Monday, December 20, 2010

Black Swan

I don't really write these things, cause if you watch it, you watch it, if you don't, you don't.

BUT, Black Swan was an incredible production-side portrayal of an interpretation of Swan Lake with an actual character transformation of the main ingénue, Portman, who struggles with her darker side revealed by her foil, Kunis, in order to succeed as a ballerina playing the role of both swans. Black Swan reveals what it takes for Portman to overcome her oppression of absolute control and naivety as well as the control of her overbearing mother - who projects her own failure onto Portman - executing her character's role as a ballerina perfectly. This is one of the best produced movies I've seen as it seamlessly combines classical ballet and cinema with intense cinematography, pushing you to the edge of your seat.

For the guys who aren't sold, there's some serious girl-on-girl action between Kunis and Portman towards the end.
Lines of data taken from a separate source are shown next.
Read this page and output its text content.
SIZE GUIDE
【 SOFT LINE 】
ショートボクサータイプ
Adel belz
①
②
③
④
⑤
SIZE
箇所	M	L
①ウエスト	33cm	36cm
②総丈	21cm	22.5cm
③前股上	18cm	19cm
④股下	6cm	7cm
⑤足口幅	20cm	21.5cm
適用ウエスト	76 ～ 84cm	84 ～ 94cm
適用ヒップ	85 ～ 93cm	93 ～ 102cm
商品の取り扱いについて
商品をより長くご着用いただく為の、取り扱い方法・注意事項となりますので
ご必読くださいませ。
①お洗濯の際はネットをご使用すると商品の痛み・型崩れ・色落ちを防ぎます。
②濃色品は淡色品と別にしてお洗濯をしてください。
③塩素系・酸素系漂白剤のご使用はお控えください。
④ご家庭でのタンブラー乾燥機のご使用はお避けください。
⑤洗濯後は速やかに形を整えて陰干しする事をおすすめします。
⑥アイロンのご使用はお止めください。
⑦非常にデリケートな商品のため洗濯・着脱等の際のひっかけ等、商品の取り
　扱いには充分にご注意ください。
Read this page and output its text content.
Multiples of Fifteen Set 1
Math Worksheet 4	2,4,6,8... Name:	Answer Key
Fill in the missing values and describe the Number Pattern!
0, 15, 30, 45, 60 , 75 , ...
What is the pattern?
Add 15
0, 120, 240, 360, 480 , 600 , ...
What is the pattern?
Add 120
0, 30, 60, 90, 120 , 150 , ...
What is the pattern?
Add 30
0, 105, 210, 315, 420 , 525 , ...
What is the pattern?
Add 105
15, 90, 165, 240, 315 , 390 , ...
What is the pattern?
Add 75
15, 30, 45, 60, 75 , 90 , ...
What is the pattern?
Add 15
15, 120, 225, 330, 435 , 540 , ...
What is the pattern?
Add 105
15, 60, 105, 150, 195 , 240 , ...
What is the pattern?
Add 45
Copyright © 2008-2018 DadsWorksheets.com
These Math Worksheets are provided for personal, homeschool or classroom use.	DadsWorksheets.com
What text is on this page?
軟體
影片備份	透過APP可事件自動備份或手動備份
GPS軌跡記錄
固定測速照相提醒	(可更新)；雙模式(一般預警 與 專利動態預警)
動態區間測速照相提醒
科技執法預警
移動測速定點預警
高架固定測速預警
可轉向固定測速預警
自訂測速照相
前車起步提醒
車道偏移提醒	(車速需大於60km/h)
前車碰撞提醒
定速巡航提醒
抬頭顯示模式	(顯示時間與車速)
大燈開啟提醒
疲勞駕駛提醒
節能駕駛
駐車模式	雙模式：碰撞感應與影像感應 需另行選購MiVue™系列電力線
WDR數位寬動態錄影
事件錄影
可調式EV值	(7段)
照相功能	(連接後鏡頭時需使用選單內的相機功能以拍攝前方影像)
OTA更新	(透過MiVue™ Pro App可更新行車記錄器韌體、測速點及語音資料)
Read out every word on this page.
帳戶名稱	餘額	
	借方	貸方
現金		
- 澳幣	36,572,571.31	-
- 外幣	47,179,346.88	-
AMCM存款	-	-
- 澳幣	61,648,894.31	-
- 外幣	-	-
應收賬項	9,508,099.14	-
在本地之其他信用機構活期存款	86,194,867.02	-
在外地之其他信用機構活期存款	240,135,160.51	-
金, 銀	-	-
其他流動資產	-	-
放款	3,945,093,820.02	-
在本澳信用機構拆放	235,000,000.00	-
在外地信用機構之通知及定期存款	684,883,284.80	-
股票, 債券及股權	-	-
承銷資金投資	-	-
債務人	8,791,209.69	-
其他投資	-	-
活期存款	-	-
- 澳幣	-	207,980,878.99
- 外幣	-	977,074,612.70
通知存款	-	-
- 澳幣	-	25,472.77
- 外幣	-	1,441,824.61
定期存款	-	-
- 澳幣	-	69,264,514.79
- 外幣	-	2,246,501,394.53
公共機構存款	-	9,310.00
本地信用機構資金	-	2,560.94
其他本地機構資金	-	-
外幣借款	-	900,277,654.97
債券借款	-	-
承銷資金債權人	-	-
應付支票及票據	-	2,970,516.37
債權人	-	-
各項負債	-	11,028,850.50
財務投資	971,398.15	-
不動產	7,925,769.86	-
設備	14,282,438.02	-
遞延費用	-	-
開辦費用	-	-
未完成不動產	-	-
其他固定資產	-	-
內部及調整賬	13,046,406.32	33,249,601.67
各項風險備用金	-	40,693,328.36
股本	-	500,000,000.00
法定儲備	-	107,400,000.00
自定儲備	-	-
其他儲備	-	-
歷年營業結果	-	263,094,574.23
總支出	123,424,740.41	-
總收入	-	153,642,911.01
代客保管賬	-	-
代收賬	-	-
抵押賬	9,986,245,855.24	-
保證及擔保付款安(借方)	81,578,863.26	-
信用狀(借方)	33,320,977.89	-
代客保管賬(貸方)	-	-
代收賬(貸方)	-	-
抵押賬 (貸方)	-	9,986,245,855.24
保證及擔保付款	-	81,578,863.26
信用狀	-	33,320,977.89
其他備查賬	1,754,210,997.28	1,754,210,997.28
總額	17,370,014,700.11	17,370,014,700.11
If you're feeling uncouth enough, be a little flippant to break the intensity of the theater by just standing up in the middle of the scene, throw your hands up in the air, and shout "yesssss!"

silver linings

Christmas is around the corner and some of us have been absolute angels and have nothing to fret about. But for the rest of you, yep, it's been a little rough. You're surrounded by raging !@#$%&%$. Maybe you're customer of the month down at your local voodoo shop and you've run out of demented things to do the dolls. Or perhaps you've been making up profanities because there don't exist words harsh enough for those you hate or that @#$%monkey!@#face%$#&clown%@#$sucker who just cut you off the other day in the %$#%iest @#$% traffic. Well, anyway, getting coal might be the least of your worries. But in case it does dampen your holiday spirits, look at the upside.

1. Coal is great for grilling.

2. Coal generates 54% of electricity.

3. Coal gives sight to snowmen.

4. Burning coal will speed up global warming, turning the vastest and coldest of lands into little tropical islands. You like little tropical islands, don't you?

5. Coal is an allotrope of carbon. With enough pressure and heat, you'll have diamonds.

6. Coal is a commodity and it's trading at about $71.15 per short ton. The naughtier you are the more coal you get, the more coal you get the richer you are. And by simplified transitive property, the naughtier you are, the richer you'll be!

7. If you're in Utah, heck, you get a stocking full of the official state rock. Well, if you're in Utah, that should be punishment enough. kidding...

8. Silver linings of clouds are a result of fly ash from burning coal. No coal no ash, no ash no silver linings. Sorry, I made that up.

9. If you're a Jew, you got nothing to worry about.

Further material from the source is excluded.